Early on he was a master orchestrator — sadly, RCA Red Seal never reissued
M/DM-3000 on CD, recorded in Toronto at the end of 1968 by Seiji Ozawa and
Canada’s premier orchestra, which included Green (aka November
Steps II) and Asterism (for piano and orchestra). Nor has EMI reissued Cassiopeia for solo percussionist and orchestra, recorded in June 1971 before its official
premiere at Chicago’s Ravinia Festival. What a surround-sound spectacular
that would make, with four spatially placed orchestras joined by the soloist
after a long entrance cadenza from the rear of the concert chamber!

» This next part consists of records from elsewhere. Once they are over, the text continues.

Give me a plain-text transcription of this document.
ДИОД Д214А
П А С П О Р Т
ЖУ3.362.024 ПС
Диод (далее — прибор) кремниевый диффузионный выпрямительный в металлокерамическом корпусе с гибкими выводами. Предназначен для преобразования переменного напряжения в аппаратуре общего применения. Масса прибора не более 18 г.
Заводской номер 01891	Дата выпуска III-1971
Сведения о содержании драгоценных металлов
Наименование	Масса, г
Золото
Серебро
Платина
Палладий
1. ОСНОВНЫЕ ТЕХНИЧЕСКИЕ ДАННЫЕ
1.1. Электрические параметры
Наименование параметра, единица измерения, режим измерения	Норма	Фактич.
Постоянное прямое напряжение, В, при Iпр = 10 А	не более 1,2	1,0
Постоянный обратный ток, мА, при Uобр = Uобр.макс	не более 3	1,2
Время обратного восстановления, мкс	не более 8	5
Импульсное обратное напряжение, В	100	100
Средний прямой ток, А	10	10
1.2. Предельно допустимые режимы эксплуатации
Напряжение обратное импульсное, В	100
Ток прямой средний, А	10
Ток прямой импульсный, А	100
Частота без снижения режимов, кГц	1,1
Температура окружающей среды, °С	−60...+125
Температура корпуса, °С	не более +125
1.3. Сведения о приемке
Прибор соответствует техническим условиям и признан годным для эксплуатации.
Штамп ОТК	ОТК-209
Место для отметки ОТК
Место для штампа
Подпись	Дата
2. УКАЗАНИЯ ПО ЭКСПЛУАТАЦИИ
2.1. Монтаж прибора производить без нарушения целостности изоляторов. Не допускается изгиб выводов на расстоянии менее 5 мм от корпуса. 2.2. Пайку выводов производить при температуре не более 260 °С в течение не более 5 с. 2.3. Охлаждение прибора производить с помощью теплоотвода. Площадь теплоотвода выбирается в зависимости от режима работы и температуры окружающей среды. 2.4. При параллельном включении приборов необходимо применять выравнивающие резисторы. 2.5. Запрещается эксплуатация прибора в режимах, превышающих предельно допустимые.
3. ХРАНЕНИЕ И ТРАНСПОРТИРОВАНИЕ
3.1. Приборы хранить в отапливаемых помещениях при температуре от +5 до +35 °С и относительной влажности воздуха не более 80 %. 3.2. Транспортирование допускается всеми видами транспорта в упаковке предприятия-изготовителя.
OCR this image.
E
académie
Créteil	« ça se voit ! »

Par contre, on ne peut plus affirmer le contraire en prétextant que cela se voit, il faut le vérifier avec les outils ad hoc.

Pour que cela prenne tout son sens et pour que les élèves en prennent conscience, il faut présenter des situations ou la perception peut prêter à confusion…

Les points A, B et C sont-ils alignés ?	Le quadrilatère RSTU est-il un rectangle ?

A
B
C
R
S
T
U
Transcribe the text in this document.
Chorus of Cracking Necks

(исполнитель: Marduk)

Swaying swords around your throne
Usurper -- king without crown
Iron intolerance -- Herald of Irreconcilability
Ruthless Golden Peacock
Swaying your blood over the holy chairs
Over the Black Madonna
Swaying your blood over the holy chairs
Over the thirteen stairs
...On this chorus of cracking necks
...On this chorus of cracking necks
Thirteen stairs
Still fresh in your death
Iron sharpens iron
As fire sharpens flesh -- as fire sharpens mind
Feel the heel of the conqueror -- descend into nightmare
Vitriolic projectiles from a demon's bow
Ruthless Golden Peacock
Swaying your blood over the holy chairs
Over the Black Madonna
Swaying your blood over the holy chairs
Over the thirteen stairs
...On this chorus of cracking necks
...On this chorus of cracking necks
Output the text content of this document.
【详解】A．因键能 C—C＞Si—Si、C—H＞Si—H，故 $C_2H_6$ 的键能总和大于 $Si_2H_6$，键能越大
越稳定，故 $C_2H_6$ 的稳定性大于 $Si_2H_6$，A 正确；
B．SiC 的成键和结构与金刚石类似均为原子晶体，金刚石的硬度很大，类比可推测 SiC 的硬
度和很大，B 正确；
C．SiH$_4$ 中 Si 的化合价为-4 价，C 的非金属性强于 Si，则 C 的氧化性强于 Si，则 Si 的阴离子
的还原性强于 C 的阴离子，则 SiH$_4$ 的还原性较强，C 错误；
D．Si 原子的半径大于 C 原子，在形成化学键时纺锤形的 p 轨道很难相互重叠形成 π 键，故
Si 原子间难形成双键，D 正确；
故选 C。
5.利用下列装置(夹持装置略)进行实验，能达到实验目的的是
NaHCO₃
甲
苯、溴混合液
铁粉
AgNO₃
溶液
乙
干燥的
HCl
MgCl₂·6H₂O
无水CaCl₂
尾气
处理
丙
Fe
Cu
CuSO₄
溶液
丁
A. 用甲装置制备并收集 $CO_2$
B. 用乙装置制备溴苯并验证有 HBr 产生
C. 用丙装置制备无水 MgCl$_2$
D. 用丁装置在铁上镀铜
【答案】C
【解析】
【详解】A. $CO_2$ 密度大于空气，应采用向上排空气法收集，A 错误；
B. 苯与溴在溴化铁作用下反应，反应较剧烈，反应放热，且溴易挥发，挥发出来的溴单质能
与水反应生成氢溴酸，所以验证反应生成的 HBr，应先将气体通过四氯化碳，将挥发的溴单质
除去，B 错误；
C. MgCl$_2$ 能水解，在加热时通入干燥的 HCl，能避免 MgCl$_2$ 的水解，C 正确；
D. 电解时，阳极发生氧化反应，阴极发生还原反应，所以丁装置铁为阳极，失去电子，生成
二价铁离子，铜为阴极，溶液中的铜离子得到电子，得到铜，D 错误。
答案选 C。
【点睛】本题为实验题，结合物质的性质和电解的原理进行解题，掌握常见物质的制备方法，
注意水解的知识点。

To try and “describe” Takemitsu’s music after 1965—Arc for
piano and orchestra was pivotal—defies conventional technical anaylsis, although
Motoharu Kawashima’s
annotation for BIS captures the spirits that literally inspired the best that
he wrote (and very little, believe me, was dross). One line summarizes it best: “From
the river of sound to the sea of harmony.” The paradox couples the delicacy
of a brush stroke in Kanji with the strength of titanium. I wrote the album
liner for M/DM-3000, and was both amused and irritated by a review in Gramophone whose
staff critic who wanted technical chapter-and-verse. Alongside Kawashima’s
achievement, mine was almost literal—well written, I still think,
but missing the infinitude of Takemitsu’s multiple visions. And visions
(or, rather, visuals) were increasingly the seedlings of his art.
Takemitsu can be an acquired taste, like eel roll, or yellow-tail rather than
standard-red tuna. His music needs attention as well as a suspension of expectation,
but how it does reward the time spent in exploring his world. There one can
find humor as well as sobriety, even terror—clearly demonstrated
in parts of Fantasma/Cantos II remembered from Jack Teagarden’s
Dixieland jazz recordings, heard as a busboy in postwar Tokyo’s American
military canteens.
The performances here by Otaka and his eponymous Kioi Sinfonietta of Tokyo,
as well as by Swedish trombonist Christian Lindberg (for whom Fantasma/Cantos
II was written), are impeccably stylish and technically transfixing. The sound
in “conventional” stereo is indeed Super Audio CD, employing Sony’s
Direct Stream Digital process, which Robert Suff produced with Jens Braun the
engineer (assisted by Tetsuo Kojima of Sony) in a hall that records ideally.